LANCE HORNBY, QMI AGENCY

, Last Updated: 8:23 AM ET

NASHVILLE — The song remains the same for the Predators’ coaching staff, but there is no concerted effort in Music City to tune out Barry Trotz.

It was revealed a few days ago that the Preds’ first ever coach has been extended yet again by their first ever general manager David Poile, this time through 2010-11, with another club option on 2011-12. Trotz and Lindy Ruff of the Buffalo Sabres are the current NHL leaders in employment by the same team, both hired in 1997, though Ruff’s appointment was a year before Nashville started playing.

How have Trotz and associate coach Brent Peterson survived growing pains of an expansion franchise and playoff disappointments, without sounding like a broken records to their players?

“I’ve been very fortunate to work for a GM who understands the whole process,” Trotz said of Poile, “Unlike the market in Toronto when you lose two games and (perception) is that you have a bad coach and you have to move.

“I’ve been with David in one capacity or another for 25 years and he allows you to find your answer — and not necessarily outside the dressing room. Therefore, you become a stronger team, a more galvanized team and one that has accountability. In certain situations, that accountability goes out the door because the easiest thing to do is move the coach.”

This could be the year the Preds’ players finally reward Trotz and do something in the playoffs after a series of quick exits after the NHL lockout and a 10th-place showing last season. The struggles of such teams as Detroit and Vancouver this year could see Nashville land home ice in the first round of the playoffs.

“I change (philosophy) up a little bit every couple of years,” Trotz said. “(Getting tuned out by players) is a little bit of a fallacy. You have a certain foundation in the way that you play and the expectations you have. If it’s the right message, why the hell would you want to change it? Detroit and New Jersey have the same message for years and it has worked for them.

“It’s not about the voice, it’s about people buying into what you’re selling. If everyone knows that you come in to play the Predators and there’s a certain way we play and have a responsibility to each other, then accountability is very, very strong.”

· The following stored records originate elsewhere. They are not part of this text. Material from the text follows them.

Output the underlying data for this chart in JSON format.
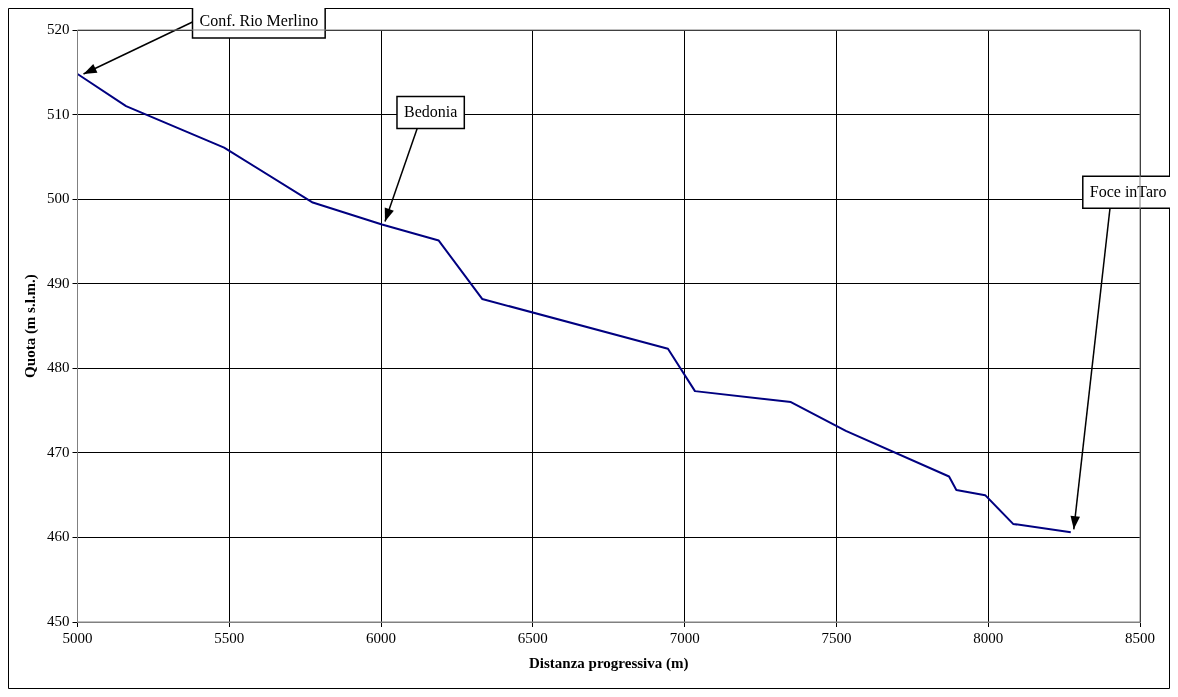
{
  "chart_data": {
    "type": "line",
    "xlabel": "Distanza progressiva (m)",
    "ylabel": "Quota (m s.l.m.)",
    "x": [
      5000,
      5160,
      5483,
      5775,
      6003,
      6190,
      6333,
      6945,
      7034,
      7350,
      7531,
      7871,
      7895,
      7990,
      8082,
      8272
    ],
    "series": [
      {
        "color": "#000080",
        "values": [
          514.8,
          511.0,
          506.1,
          499.6,
          497.0,
          495.1,
          488.2,
          482.3,
          477.3,
          476.0,
          472.6,
          467.2,
          465.6,
          465.0,
          461.6,
          460.6
        ]
      }
    ],
    "xlim": [
      5000,
      8500
    ],
    "xticks": [
      5000,
      5500,
      6000,
      6500,
      7000,
      7500,
      8000,
      8500
    ],
    "ylim": [
      450,
      520
    ],
    "yticks": [
      450,
      460,
      470,
      480,
      490,
      500,
      510,
      520
    ],
    "grid": true,
    "legend": false,
    "marker": "none",
    "line_style": "solid",
    "annotations": [
      {
        "text": "Conf. Rio Merlino",
        "x": 5000,
        "y": 514.8
      },
      {
        "text": "Bedonia",
        "x": 6003,
        "y": 497.0
      },
      {
        "text": "Foce inTaro",
        "x": 8272,
        "y": 460.6
      }
    ]
  }
}
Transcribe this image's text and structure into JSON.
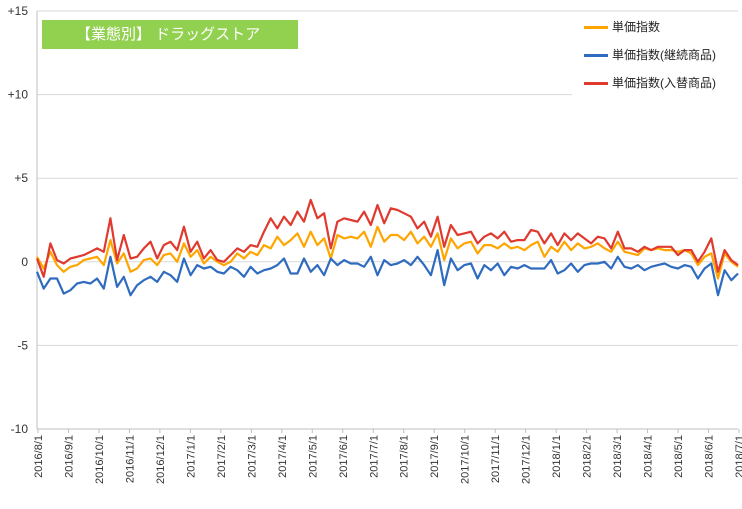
{
  "chart_data": {
    "type": "line",
    "title": "【業態別】 ドラッグストア",
    "xlabel": "",
    "ylabel": "",
    "ylim": [
      -10,
      15
    ],
    "y_ticks": [
      "+15",
      "+10",
      "+5",
      "0",
      "-5",
      "-10"
    ],
    "y_tick_values": [
      15,
      10,
      5,
      0,
      -5,
      -10
    ],
    "x_tick_labels": [
      "2016/8/1",
      "2016/9/1",
      "2016/10/1",
      "2016/11/1",
      "2016/12/1",
      "2017/1/1",
      "2017/2/1",
      "2017/3/1",
      "2017/4/1",
      "2017/5/1",
      "2017/6/1",
      "2017/7/1",
      "2017/8/1",
      "2017/9/1",
      "2017/10/1",
      "2017/11/1",
      "2017/12/1",
      "2018/1/1",
      "2018/2/1",
      "2018/3/1",
      "2018/4/1",
      "2018/5/1",
      "2018/6/1",
      "2018/7/1"
    ],
    "grid": "horizontal",
    "legend_position": "top-right",
    "series": [
      {
        "name": "単価指数",
        "color": "#ffa500",
        "values": [
          0.3,
          -0.4,
          0.6,
          -0.2,
          -0.6,
          -0.3,
          -0.2,
          0.1,
          0.2,
          0.3,
          -0.2,
          1.3,
          -0.1,
          0.5,
          -0.6,
          -0.4,
          0.1,
          0.2,
          -0.2,
          0.4,
          0.5,
          0.0,
          1.1,
          0.3,
          0.7,
          -0.1,
          0.3,
          0.0,
          -0.2,
          0.0,
          0.5,
          0.2,
          0.6,
          0.4,
          1.0,
          0.8,
          1.5,
          1.0,
          1.3,
          1.7,
          0.9,
          1.8,
          1.0,
          1.4,
          0.2,
          1.6,
          1.4,
          1.5,
          1.4,
          1.8,
          0.9,
          2.1,
          1.2,
          1.6,
          1.6,
          1.3,
          1.8,
          1.1,
          1.5,
          0.9,
          1.7,
          0.1,
          1.4,
          0.8,
          1.1,
          1.2,
          0.5,
          1.0,
          1.0,
          0.8,
          1.1,
          0.8,
          0.9,
          0.7,
          1.0,
          1.2,
          0.3,
          0.9,
          0.6,
          1.2,
          0.7,
          1.1,
          0.8,
          0.9,
          1.1,
          0.8,
          0.6,
          1.2,
          0.6,
          0.5,
          0.4,
          0.8,
          0.7,
          0.8,
          0.7,
          0.7,
          0.6,
          0.7,
          0.5,
          -0.2,
          0.3,
          0.5,
          -1.0,
          0.5,
          0.0,
          -0.3
        ]
      },
      {
        "name": "単価指数(継続商品)",
        "color": "#2f6bbf",
        "values": [
          -0.6,
          -1.6,
          -1.0,
          -1.0,
          -1.9,
          -1.7,
          -1.3,
          -1.2,
          -1.3,
          -1.0,
          -1.6,
          0.3,
          -1.5,
          -0.9,
          -2.0,
          -1.4,
          -1.1,
          -0.9,
          -1.2,
          -0.6,
          -0.8,
          -1.2,
          0.2,
          -0.8,
          -0.2,
          -0.4,
          -0.3,
          -0.6,
          -0.7,
          -0.3,
          -0.5,
          -0.9,
          -0.3,
          -0.7,
          -0.5,
          -0.4,
          -0.2,
          0.2,
          -0.7,
          -0.7,
          0.2,
          -0.6,
          -0.2,
          -0.8,
          0.2,
          -0.2,
          0.1,
          -0.1,
          -0.1,
          -0.3,
          0.3,
          -0.8,
          0.1,
          -0.2,
          -0.1,
          0.1,
          -0.2,
          0.3,
          -0.2,
          -0.8,
          0.7,
          -1.4,
          0.2,
          -0.5,
          -0.2,
          -0.1,
          -1.0,
          -0.2,
          -0.5,
          -0.1,
          -0.8,
          -0.3,
          -0.4,
          -0.2,
          -0.4,
          -0.4,
          -0.4,
          0.1,
          -0.7,
          -0.5,
          -0.1,
          -0.6,
          -0.2,
          -0.1,
          -0.1,
          0.0,
          -0.4,
          0.3,
          -0.3,
          -0.4,
          -0.2,
          -0.5,
          -0.3,
          -0.2,
          -0.1,
          -0.3,
          -0.4,
          -0.2,
          -0.3,
          -1.0,
          -0.4,
          -0.1,
          -2.0,
          -0.5,
          -1.1,
          -0.7
        ]
      },
      {
        "name": "単価指数(入替商品)",
        "color": "#e03a2f",
        "values": [
          0.2,
          -0.9,
          1.1,
          0.1,
          -0.1,
          0.2,
          0.3,
          0.4,
          0.6,
          0.8,
          0.6,
          2.6,
          0.1,
          1.6,
          0.2,
          0.3,
          0.8,
          1.2,
          0.2,
          1.0,
          1.2,
          0.7,
          2.1,
          0.6,
          1.2,
          0.2,
          0.7,
          0.1,
          0.0,
          0.4,
          0.8,
          0.6,
          1.0,
          0.9,
          1.8,
          2.6,
          2.0,
          2.7,
          2.2,
          3.0,
          2.4,
          3.7,
          2.6,
          2.9,
          0.8,
          2.4,
          2.6,
          2.5,
          2.4,
          3.0,
          2.2,
          3.4,
          2.3,
          3.2,
          3.1,
          2.9,
          2.7,
          2.0,
          2.4,
          1.5,
          2.7,
          0.9,
          2.2,
          1.6,
          1.7,
          1.8,
          1.1,
          1.5,
          1.7,
          1.4,
          1.8,
          1.2,
          1.3,
          1.3,
          1.9,
          1.8,
          1.1,
          1.7,
          1.0,
          1.7,
          1.3,
          1.7,
          1.4,
          1.1,
          1.5,
          1.4,
          0.8,
          1.8,
          0.8,
          0.8,
          0.6,
          0.9,
          0.7,
          0.9,
          0.9,
          0.9,
          0.4,
          0.7,
          0.7,
          0.0,
          0.6,
          1.4,
          -0.6,
          0.7,
          0.1,
          -0.2
        ]
      }
    ]
  }
}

Poile is something of a survivor himself, having steered the team through some murky waters when the salary cap was introduced and the cash-strapped Predators were going through ownership wrangles that required a frugal approach. Yet Poile told The Tennessean Monday that he’s glad he stuck it out, twice declining a front office role with the Leafs.

Poile met with then-Leaf president Ken Dryden in 1997 after being let go by the Washington Capitals, but when the expansion Preds followed up on an offer they made prior to his interview with Dryden, Poile felt obligated to take it. Another chance arose in the summer of 2007 when Craig Leipold was selling the Preds and the Leafs were looking for a senior advisor to John Ferguson. Poile was given permission to talk to the Leafs, but decided he liked it where he was.

“The Toronto job and the Nashville job couldn’t be further apart in terms of the hockey spectrum,” Poile said. “But I was really excited about starting things from ground zero (in 1997). With Nashville, I knew I would have my fingerprints over everything we did.

“Even at the start of this year it was ‘little old Nashville’ where no one gave us a chance to be competitive.”